Bild: Rechte Demonstrant*innen vor dem Karl-Marx-Monument am Montag, 27. August…
CHEMNITZ taz | Die Kameras der zahlreichen Fotografen klickten heftig.
Waren doch die Motive an diesem Montagabend an Groteske kaum zu überbieten.
Der in Bronze gegossene riesige Karl-Marx-Kopf, in der DDR auf sächsisch
nur „der Nischel“ genannt, blickte stumm auf eine stetig wachsende Menge
aufgebrachter Bürger, denen er eigentlich verhasst ist. Bis zu 3.000
könnten es am Ende gewesen sein. Um den Sockel der zweitgrößten
Porträtbüste der Welt hatten die Demonstranten in Fraktur eine Banderole
mit dem Refrain des Erzgebirgsliedes „Doitsch und frei woll´mer sei“
gebunden.
Als Chemnitz noch Karl-Marx-Stadt hieß, fanden hier auf der Karl-Marx-Allee
die großen SED-Aufmärsche und Maikundgebungen statt. Hier hielt Oskar
Lafontaine vor WASG-Anhängern 2005 aber auch seine missverständliche
„Fremdarbeiter“-Rede, die die später mit der PDS zur Linken vereinigte
Wahlalternative plötzlich in ein rechtes Licht rückte.
Hinter dem „Nischel“ prangt am Gebäude der ehemaligen SED-Bezirksleitung in
riesigen Lettern und verschiedenen Weltsprachen noch immer die Aufforderung
aus dem Kommunistischen Manifest: Proletarier aller Länder, vereinigt Euch!
Was sich hier vereinigte, war am Tag zwei nach der Ermordung eines
Deutschkubaners die alte und die neue Rechte, verstärkt durch „besorgte
Bürger“ aus Chemnitz.
Die im Stadtrat mit drei Sitzen vertretene ausländerfeindliche
Bürgerbewegung „Pro Chemnitz“ hatte den „Trauermarsch“ angemeldet.
Pegida-Gesichter aus Dresden waren unschwer zu entdecken, der frühere
PDS-Anwalt Jens Lorek zum Beispiel oder Heiko Müller, der im Wahlkampf den
Anti-Merkel-Tourismus organisierte. Die nationalsozialistische Partei „Der
dritte Weg“ stand mit einem Plakat in der ersten Reihe.

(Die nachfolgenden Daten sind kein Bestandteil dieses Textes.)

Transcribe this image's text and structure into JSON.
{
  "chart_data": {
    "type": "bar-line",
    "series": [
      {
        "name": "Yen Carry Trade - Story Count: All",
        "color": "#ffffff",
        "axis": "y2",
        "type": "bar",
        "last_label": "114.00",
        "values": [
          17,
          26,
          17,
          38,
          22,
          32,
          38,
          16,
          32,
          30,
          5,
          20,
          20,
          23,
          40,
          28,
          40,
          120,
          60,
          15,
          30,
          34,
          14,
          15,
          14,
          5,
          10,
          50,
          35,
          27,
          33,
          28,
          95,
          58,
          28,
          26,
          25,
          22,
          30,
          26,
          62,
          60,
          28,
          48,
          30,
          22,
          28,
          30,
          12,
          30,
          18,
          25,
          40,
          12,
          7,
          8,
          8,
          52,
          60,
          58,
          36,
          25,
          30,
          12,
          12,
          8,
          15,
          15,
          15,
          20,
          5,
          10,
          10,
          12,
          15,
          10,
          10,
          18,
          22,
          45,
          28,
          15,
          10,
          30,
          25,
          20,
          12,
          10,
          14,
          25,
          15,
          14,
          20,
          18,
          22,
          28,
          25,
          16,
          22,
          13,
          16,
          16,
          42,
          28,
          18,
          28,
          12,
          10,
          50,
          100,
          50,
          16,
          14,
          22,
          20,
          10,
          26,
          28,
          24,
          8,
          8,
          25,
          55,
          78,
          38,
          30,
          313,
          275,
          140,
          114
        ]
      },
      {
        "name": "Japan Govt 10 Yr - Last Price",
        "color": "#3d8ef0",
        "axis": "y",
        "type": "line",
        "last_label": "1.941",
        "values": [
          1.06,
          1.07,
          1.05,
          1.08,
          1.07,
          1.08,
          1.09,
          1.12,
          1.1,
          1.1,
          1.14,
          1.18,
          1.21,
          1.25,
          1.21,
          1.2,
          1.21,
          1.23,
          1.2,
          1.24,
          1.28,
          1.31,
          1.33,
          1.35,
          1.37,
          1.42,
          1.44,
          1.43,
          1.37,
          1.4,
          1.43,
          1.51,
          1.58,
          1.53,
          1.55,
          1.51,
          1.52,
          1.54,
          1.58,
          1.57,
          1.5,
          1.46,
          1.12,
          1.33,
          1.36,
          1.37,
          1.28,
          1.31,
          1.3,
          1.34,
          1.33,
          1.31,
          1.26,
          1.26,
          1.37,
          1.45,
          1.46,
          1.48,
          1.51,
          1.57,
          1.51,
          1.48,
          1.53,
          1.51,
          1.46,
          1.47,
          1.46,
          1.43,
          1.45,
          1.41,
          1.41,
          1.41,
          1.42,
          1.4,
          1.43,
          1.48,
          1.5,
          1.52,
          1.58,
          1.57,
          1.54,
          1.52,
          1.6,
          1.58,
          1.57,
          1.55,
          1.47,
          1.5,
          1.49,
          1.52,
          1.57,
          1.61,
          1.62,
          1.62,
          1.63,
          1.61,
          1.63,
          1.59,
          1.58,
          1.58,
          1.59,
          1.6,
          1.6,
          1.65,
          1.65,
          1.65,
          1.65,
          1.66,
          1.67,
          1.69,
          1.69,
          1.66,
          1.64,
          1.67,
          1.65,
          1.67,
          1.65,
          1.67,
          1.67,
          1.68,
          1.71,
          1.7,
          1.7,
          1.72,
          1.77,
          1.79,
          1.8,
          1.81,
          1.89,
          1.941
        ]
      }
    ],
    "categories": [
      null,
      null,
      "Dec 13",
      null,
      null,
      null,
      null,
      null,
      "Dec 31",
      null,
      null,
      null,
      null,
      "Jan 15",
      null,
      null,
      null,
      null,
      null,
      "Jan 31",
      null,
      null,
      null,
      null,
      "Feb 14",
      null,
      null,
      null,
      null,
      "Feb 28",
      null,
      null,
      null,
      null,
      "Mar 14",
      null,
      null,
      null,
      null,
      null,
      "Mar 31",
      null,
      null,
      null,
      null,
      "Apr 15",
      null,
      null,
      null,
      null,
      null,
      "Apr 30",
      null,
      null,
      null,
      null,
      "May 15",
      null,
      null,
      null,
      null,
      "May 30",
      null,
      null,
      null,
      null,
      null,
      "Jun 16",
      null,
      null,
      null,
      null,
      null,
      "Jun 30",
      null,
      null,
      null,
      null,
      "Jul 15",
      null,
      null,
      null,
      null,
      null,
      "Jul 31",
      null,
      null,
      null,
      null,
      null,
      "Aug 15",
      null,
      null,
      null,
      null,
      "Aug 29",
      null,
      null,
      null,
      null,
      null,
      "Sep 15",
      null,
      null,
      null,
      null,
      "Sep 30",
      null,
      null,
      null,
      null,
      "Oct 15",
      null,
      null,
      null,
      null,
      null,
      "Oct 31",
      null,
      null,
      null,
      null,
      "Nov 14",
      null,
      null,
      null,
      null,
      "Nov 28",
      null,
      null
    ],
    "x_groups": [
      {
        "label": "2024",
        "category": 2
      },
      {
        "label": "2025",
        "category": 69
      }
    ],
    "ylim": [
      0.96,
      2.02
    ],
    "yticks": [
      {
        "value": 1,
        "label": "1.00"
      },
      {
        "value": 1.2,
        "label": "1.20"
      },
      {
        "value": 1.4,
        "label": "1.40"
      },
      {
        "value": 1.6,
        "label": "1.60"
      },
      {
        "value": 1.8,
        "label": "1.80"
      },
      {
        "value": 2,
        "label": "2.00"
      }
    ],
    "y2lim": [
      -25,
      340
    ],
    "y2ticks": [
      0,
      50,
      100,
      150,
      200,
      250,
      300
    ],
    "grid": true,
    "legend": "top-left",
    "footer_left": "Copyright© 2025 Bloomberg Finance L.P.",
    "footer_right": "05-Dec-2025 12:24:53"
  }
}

## Anlass, um Generalfrust auszutoben
Nazigrößen wie Tommy Frenck oder der Konzertveranstalter Patrick Schröder
tauchten in der Menge unter. Eine zunächst eifrig geschwenkte AfD-Fahne war
nach einer halben Stunde verschwunden. Deren sächsische Landesspitze hatte
per Pressemitteilung versucht, sich von den spontanen Ausschreitungen am
Sonntag zu distanzieren und eine friedliche Trauerkundgebung am kommenden
Sonnabend angekündigt.
Der Ermordete, um den man hätte trauern können, spielte bei diesem rechten
Aufmarsch nur als Stichwortgeber im makabersten Wortsinn eine Rolle. In der
Nacht zum Sonntag war er erstochen und zwei seiner Begleiter schwer
verletzt worden, mutmaßlich von einem jungen Iraker und einem Syrer.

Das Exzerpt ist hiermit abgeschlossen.